Newburyport Bank
- Company type: Privately held company
- Industry: Banking
- Founded: April 1854; 172 years ago
- Headquarters: Newburyport, Massachusetts, United States
- Number of locations: 11 Branches
- Key people: Lloyd Hamm Jr, President & CEO Timothy Felter, CFO
- Total assets: $1.032 billion (2019)
- Total equity: $128 million (2019)
- Website: www.newburyportbank.com

= Newburyport Five Cents Savings Bank =

Newburyport Five Cents Savings Bank, doing business as Newburyport Bank, is a U.S. bank headquartered in Newburyport, Massachusetts.
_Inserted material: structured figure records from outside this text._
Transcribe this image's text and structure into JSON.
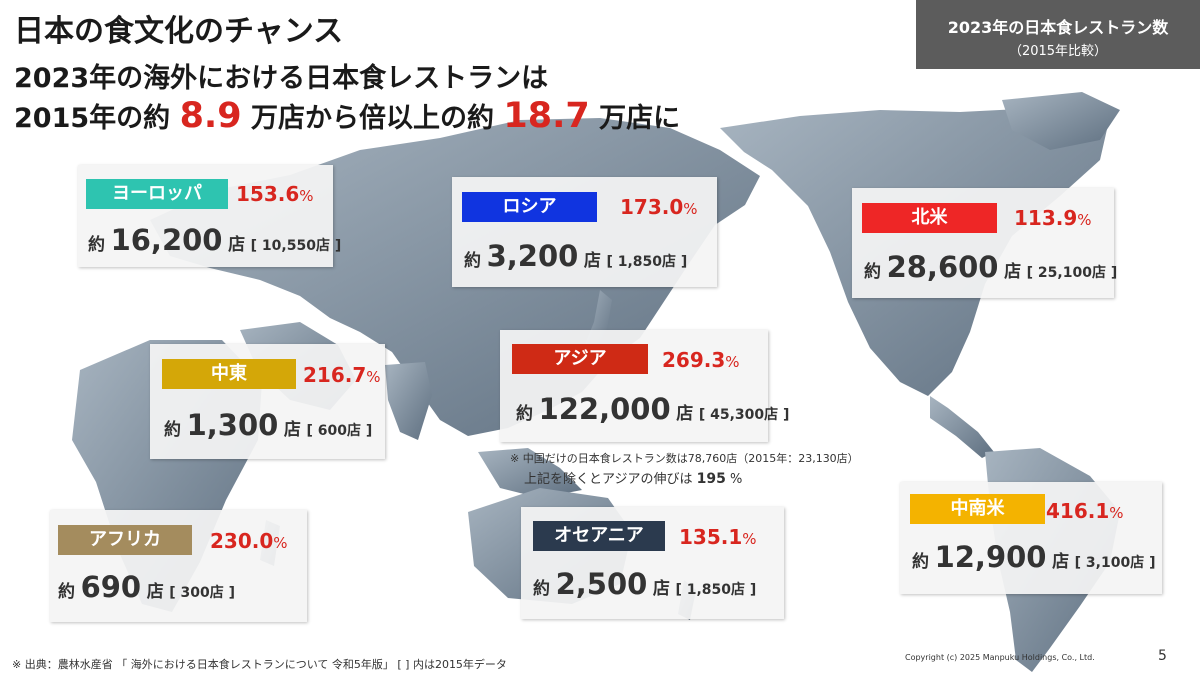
{
  "title": "日本の食文化のチャンス",
  "headline_line1": "2023年の海外における日本食レストランは",
  "headline_line2": {
    "pre": "2015年の約",
    "value_2015": "8.9",
    "mid": "万店から倍以上の約",
    "value_2023": "18.7",
    "post": "万店に"
  },
  "badge": {
    "line1": "2023年の日本食レストラン数",
    "line2": "（2015年比較）"
  },
  "regions": [
    {
      "id": "europe",
      "name": "ヨーロッパ",
      "color": "#2ec4b0",
      "pct": "153.6",
      "pct_sym": "%",
      "prefix": "約",
      "count": "16,200",
      "unit": "店",
      "count_2015": "[ 10,550店 ]"
    },
    {
      "id": "russia",
      "name": "ロシア",
      "color": "#1034e0",
      "pct": "173.0",
      "pct_sym": "%",
      "prefix": "約",
      "count": "3,200",
      "unit": "店",
      "count_2015": "[ 1,850店 ]"
    },
    {
      "id": "north-america",
      "name": "北米",
      "color": "#ee2626",
      "pct": "113.9",
      "pct_sym": "%",
      "prefix": "約",
      "count": "28,600",
      "unit": "店",
      "count_2015": "[ 25,100店 ]"
    },
    {
      "id": "middle-east",
      "name": "中東",
      "color": "#d4a708",
      "pct": "216.7",
      "pct_sym": "%",
      "prefix": "約",
      "count": "1,300",
      "unit": "店",
      "count_2015": "[ 600店 ]"
    },
    {
      "id": "asia",
      "name": "アジア",
      "color": "#cf2a15",
      "pct": "269.3",
      "pct_sym": "%",
      "prefix": "約",
      "count": "122,000",
      "unit": "店",
      "count_2015": "[ 45,300店 ]"
    },
    {
      "id": "africa",
      "name": "アフリカ",
      "color": "#a48c5e",
      "pct": "230.0",
      "pct_sym": "%",
      "prefix": "約",
      "count": "690",
      "unit": "店",
      "count_2015": "[ 300店 ]"
    },
    {
      "id": "oceania",
      "name": "オセアニア",
      "color": "#2b3a4e",
      "pct": "135.1",
      "pct_sym": "%",
      "prefix": "約",
      "count": "2,500",
      "unit": "店",
      "count_2015": "[ 1,850店 ]"
    },
    {
      "id": "latin-america",
      "name": "中南米",
      "color": "#f4b300",
      "pct": "416.1",
      "pct_sym": "%",
      "prefix": "約",
      "count": "12,900",
      "unit": "店",
      "count_2015": "[ 3,100店 ]"
    }
  ],
  "asia_note": {
    "line1": "※ 中国だけの日本食レストラン数は78,760店（2015年：23,130店）",
    "line2_pre": "上記を除くとアジアの伸びは",
    "line2_value": "195",
    "line2_post": "%"
  },
  "footer_source": "※ 出典：農林水産省 「 海外における日本食レストランについて 令和5年版」 [ ] 内は2015年データ",
  "copyright": "Copyright (c) 2025 Manpuku Holdings, Co., Ltd.",
  "page_number": "5",
  "colors": {
    "accent_red": "#d8261f",
    "map_gray": "#7d8d9c",
    "badge_bg": "#5c5c5c"
  }
}
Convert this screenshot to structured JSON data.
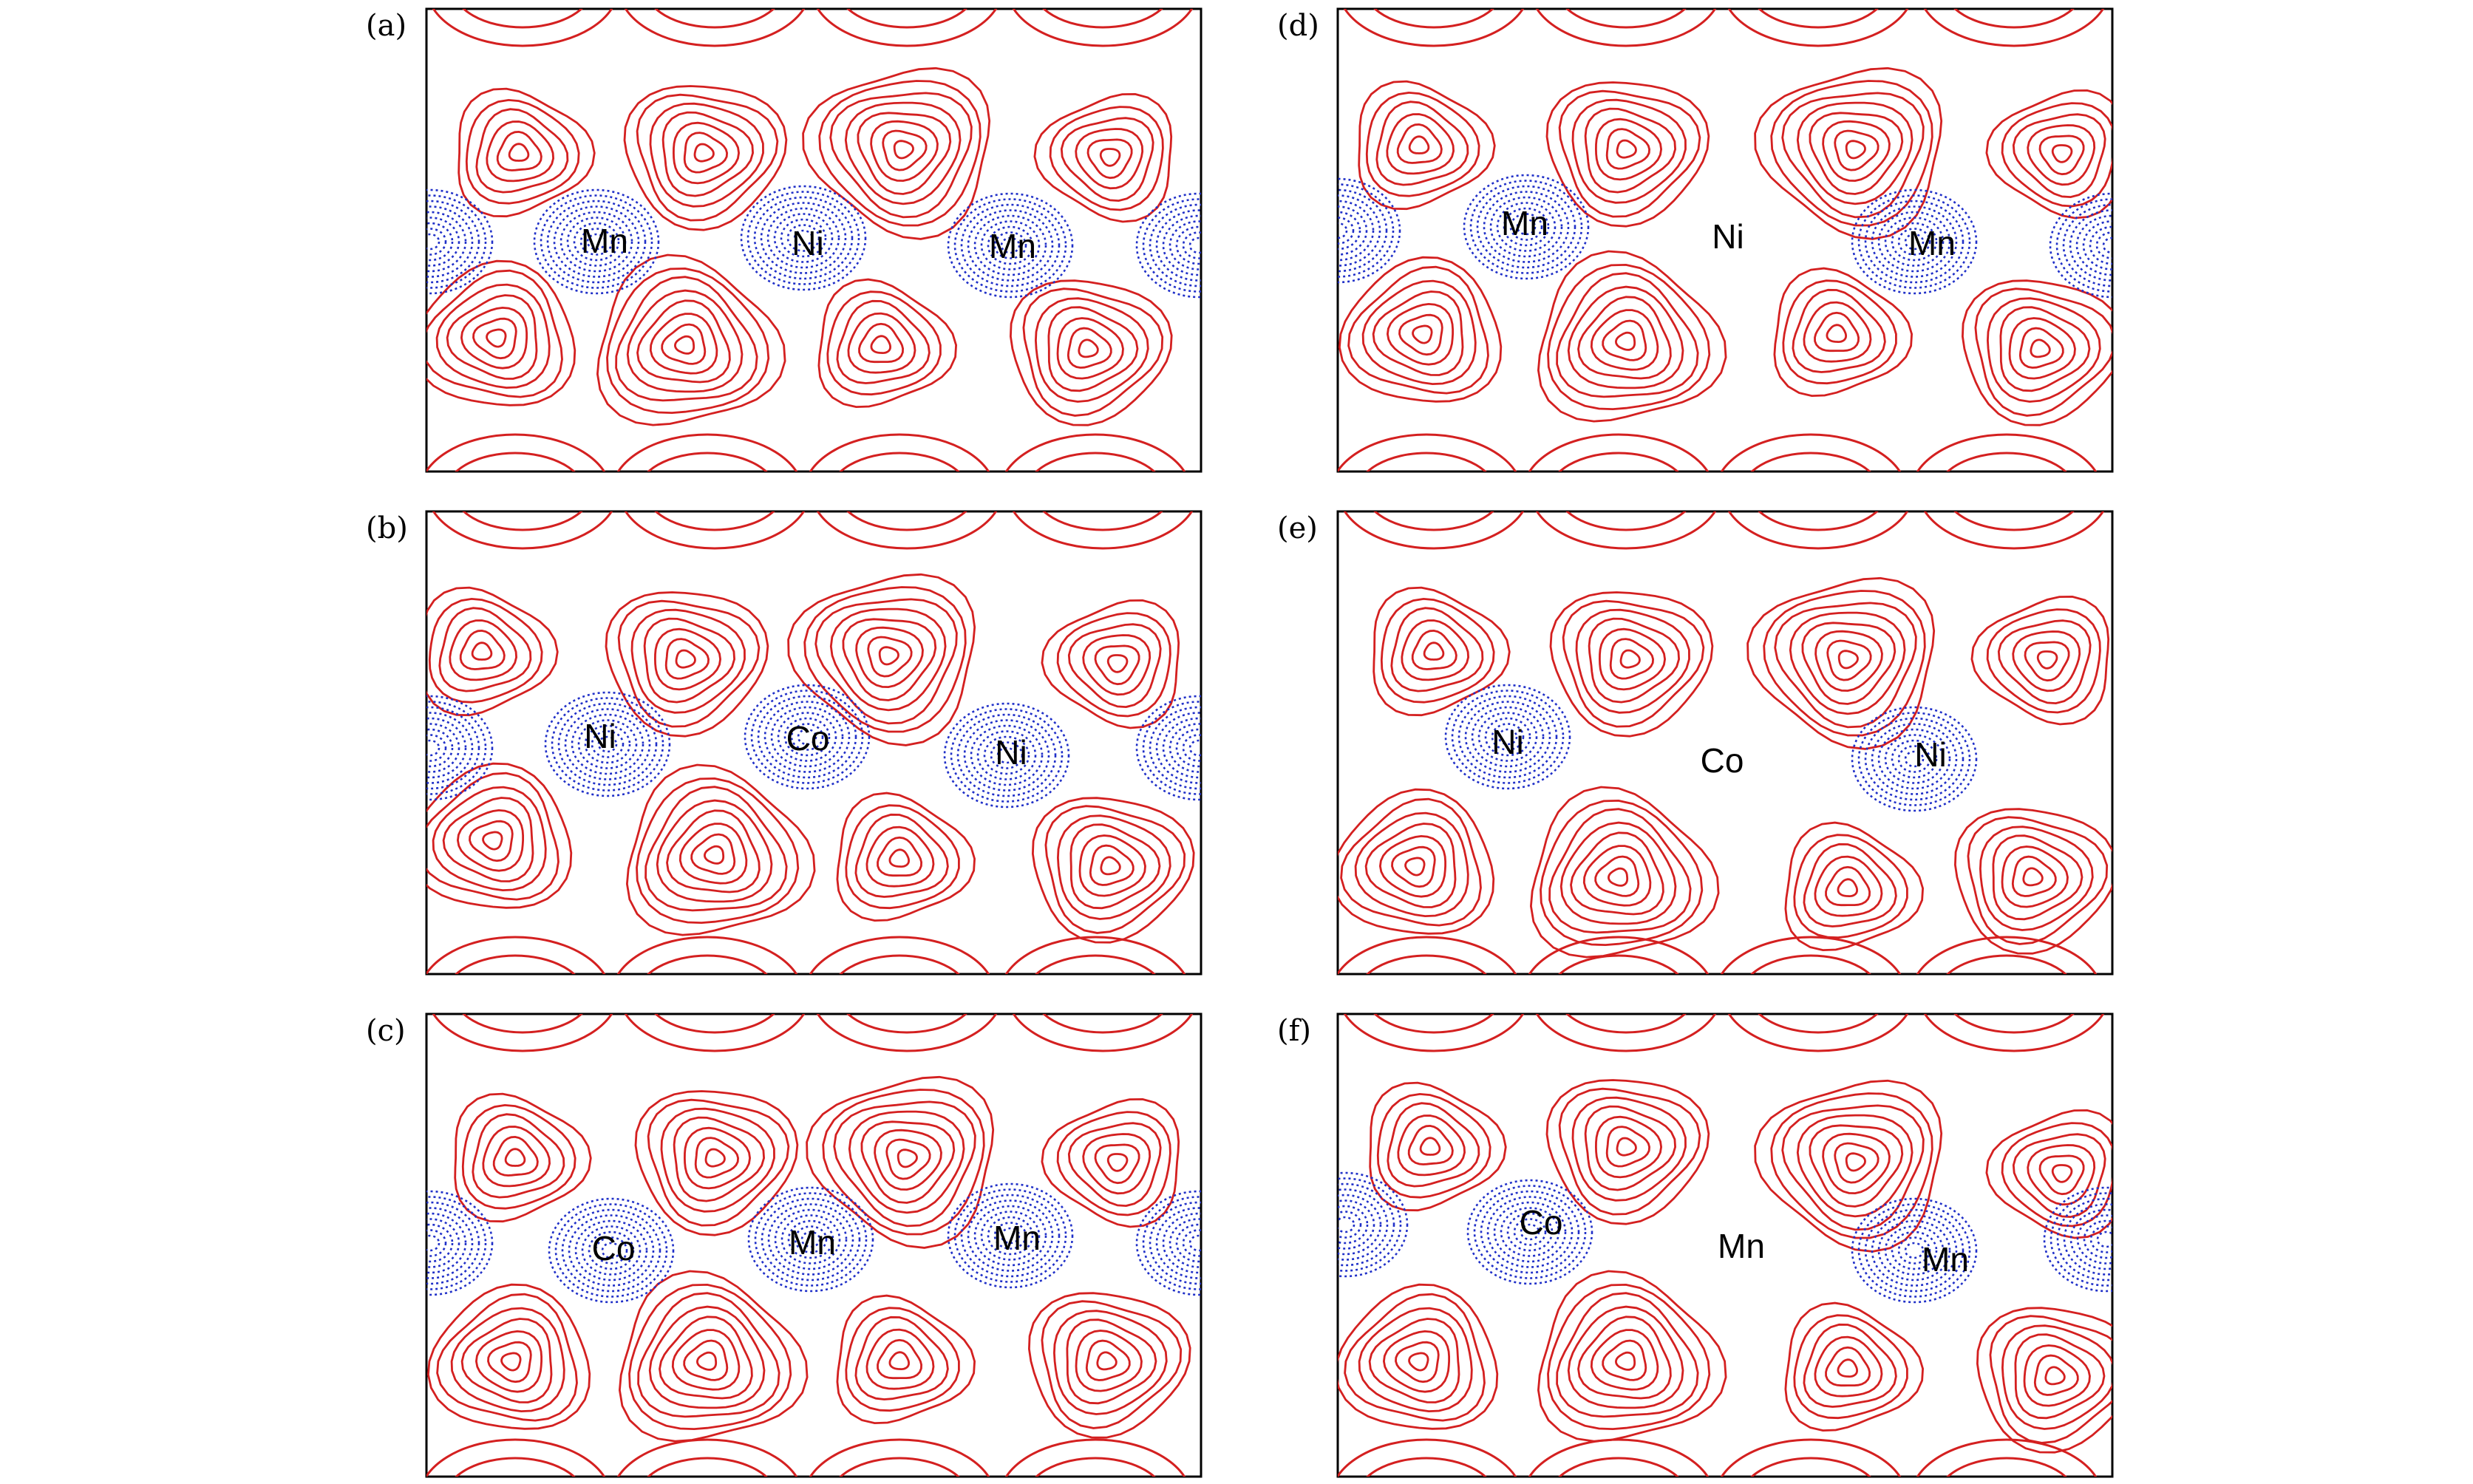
{
  "colors": {
    "positive_contour": "#d42020",
    "negative_contour": "#2030c8",
    "frame": "#000000",
    "background": "#ffffff"
  },
  "contour_style": {
    "positive": "solid",
    "negative": "dotted"
  },
  "panels": [
    {
      "id": "a",
      "label": "(a)",
      "atoms": [
        "Mn",
        "Ni",
        "Mn"
      ]
    },
    {
      "id": "b",
      "label": "(b)",
      "atoms": [
        "Ni",
        "Co",
        "Ni"
      ]
    },
    {
      "id": "c",
      "label": "(c)",
      "atoms": [
        "Co",
        "Mn",
        "Mn"
      ]
    },
    {
      "id": "d",
      "label": "(d)",
      "atoms": [
        "Mn",
        "Ni",
        "Mn"
      ]
    },
    {
      "id": "e",
      "label": "(e)",
      "atoms": [
        "Ni",
        "Co",
        "Ni"
      ]
    },
    {
      "id": "f",
      "label": "(f)",
      "atoms": [
        "Co",
        "Mn",
        "Mn"
      ]
    }
  ]
}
The bank has 11 branches, including 6 in Essex County, Massachusetts, 2 in Portsmouth, New Hampshire, as well as branches in the cities of Dover, Exeter, and Hampton, New Hampshire.

The bank got its name from its minimum opening deposit of five cents at the time the bank was founded in 1854.

==History==
The bank was founded in April 1854.

In March 2011, bank president Richard Eaton retired and Janice Morse was named president and chief executive officer of the bank.

In May 2011, the bank petitioned regulators to allow to reorganize into a mutual savings bank.

In May 2012, the bank established a $400,000 scholarship fund to support local athletes.

In 2013, the bank opened 2 locations in Portsmouth, New Hampshire.

In March 2018, Janice Morse retired and Lloyd Hamm Jr. was selected as president

In March 2019 the bank changed its name to Newburyport Bank, also redesigning its logo and branding.